Elle s'appelait Zuana. Son père, Liberio, s'il paraissait être l'un des marchands les plus riches de Venise, n'était en fait qu'au barreau moyen de cette échelle faramineuse, et dévouait sa vie entière à son projet de parvenir plus haut. Il souhaitait plus que tout intégrer une certaine ligue d'éminents négociants établis à Venise. C'étaient eux, les véritables maîtres de la Sérénissime. Les politiciens ne servaient à rien, à l'abri de leur palais ; pendant que les gens de la ligue acquéraient une connaissance précise et redoutable de Venise.

Tout cela, Leo et Achille l'entendirent de la bouche de Liberio, le soir venu. Leo avait craint de ne pas recevoir bon accueil. Voleurs de leur état, du moins c'était ce que pensait Zuana, Achille et lui pouvaient s'attendre à quelques problèmes. Mais il n'en fut rien. Zuana était venue les chercher, comme elle l'avait promis. Prisonniers, ou c'était tout comme, les deux hommes avaient suivi Zuana à travers la demeure, découvrant d'innombrables galeries et des pièces boisées, veloutées, décorées de vases et tableaux - un ensemble si fastueux que Leo avait construit de Liberio, avant de le voir, une image de marchand obèse, vautré dans le luxe.

Liberio était certes bedonnant, mais selon les standards de la haute société vénitienne on ne pouvait dire qu'il se vautrait dans le luxe.

Les premiers soupçons de Leo s'étaient réveillés lorsque la fille avait murmuré quelque chose à l'oreille de son père, avec un sourire, lui présentant les deux voleurs qu'elle avait sauvés de la rue. Liberio s'était montré étonnamment obséquieux, répondant par un large étirement des lèvres et inclinant le buste devant chacun d'eux.

Signori, avait-il dit d'un ton sucré, soyez les bienvenus !

Sans plus de cérémonie, il leur avait enjoint de les accompagner pour un léger repas de soirée, allant jusqu'à leur servir un vin aux arômes forts et vindicatifs.

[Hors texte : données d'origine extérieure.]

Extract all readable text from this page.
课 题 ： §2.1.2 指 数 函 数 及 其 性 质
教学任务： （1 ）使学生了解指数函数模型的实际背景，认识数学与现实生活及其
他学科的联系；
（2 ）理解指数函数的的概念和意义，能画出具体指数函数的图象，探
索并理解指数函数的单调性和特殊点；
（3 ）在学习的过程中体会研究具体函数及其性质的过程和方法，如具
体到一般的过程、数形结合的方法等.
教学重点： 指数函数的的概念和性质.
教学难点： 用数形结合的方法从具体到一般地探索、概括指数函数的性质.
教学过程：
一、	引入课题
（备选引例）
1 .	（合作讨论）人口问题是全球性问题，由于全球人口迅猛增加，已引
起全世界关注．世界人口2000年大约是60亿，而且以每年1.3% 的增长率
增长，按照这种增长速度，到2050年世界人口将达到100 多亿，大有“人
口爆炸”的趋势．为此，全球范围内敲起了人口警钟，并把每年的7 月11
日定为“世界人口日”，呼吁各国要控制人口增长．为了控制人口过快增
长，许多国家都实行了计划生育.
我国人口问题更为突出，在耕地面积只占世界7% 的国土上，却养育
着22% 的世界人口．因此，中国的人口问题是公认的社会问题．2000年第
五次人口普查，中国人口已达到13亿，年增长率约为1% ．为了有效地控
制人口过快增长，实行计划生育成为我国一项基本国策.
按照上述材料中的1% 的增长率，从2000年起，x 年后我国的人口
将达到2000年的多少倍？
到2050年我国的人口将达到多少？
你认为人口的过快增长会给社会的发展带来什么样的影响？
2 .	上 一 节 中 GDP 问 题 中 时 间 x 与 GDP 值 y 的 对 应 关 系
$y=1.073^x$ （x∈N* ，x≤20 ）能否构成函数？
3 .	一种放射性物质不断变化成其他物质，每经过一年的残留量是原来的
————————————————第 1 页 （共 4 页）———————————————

— Cépage de Milan, avait-il indiqué avec une mine de conspirateur. Vous n'en verrez plus beaucoup à Venise ces temps-ci, croyez-moi. C'est que la guerre n'est toujours pas terminée... cela reste dont un secret, je vous fais confiance ! avait-il terminé.

Ce fut à partir de ce moment là, à mesure que les joues de Liberio s'embellissaient d'écarlate, que Leo et Achille purent véritablement découvrir la ville de Venise. Ses paroles étaient un voyage, terriblement partial sans doute, mais qui leur apprit bien des choses. Par exemple, on appelait parfois Venise La République, ou encore La Sérénissime. Les veilleurs, ces gens masqués, étaient chargés de défendre Venise d'éventuels envahisseurs, enfin, c'est ce que l'on disait. Mais Liberio n'entra pas dans les détails. Le Conseil des Dix, composé en réalité de plus de dix de membres – mais les habitudes de langage avaient la survie tenace – était l'organe judiciaire et exécutif de Venise. Des gens que l'on pouvait respecter, dans une certaine mesure peut-être, mais qui n'étaient pas bien sérieux. Ils prenaient des airs graves, vêtus de leur toge ridicule, mais se coupaient tant du monde qu'ils n'avaient plus les idées claires ; particulièrement pour ce qui concernait la guerre.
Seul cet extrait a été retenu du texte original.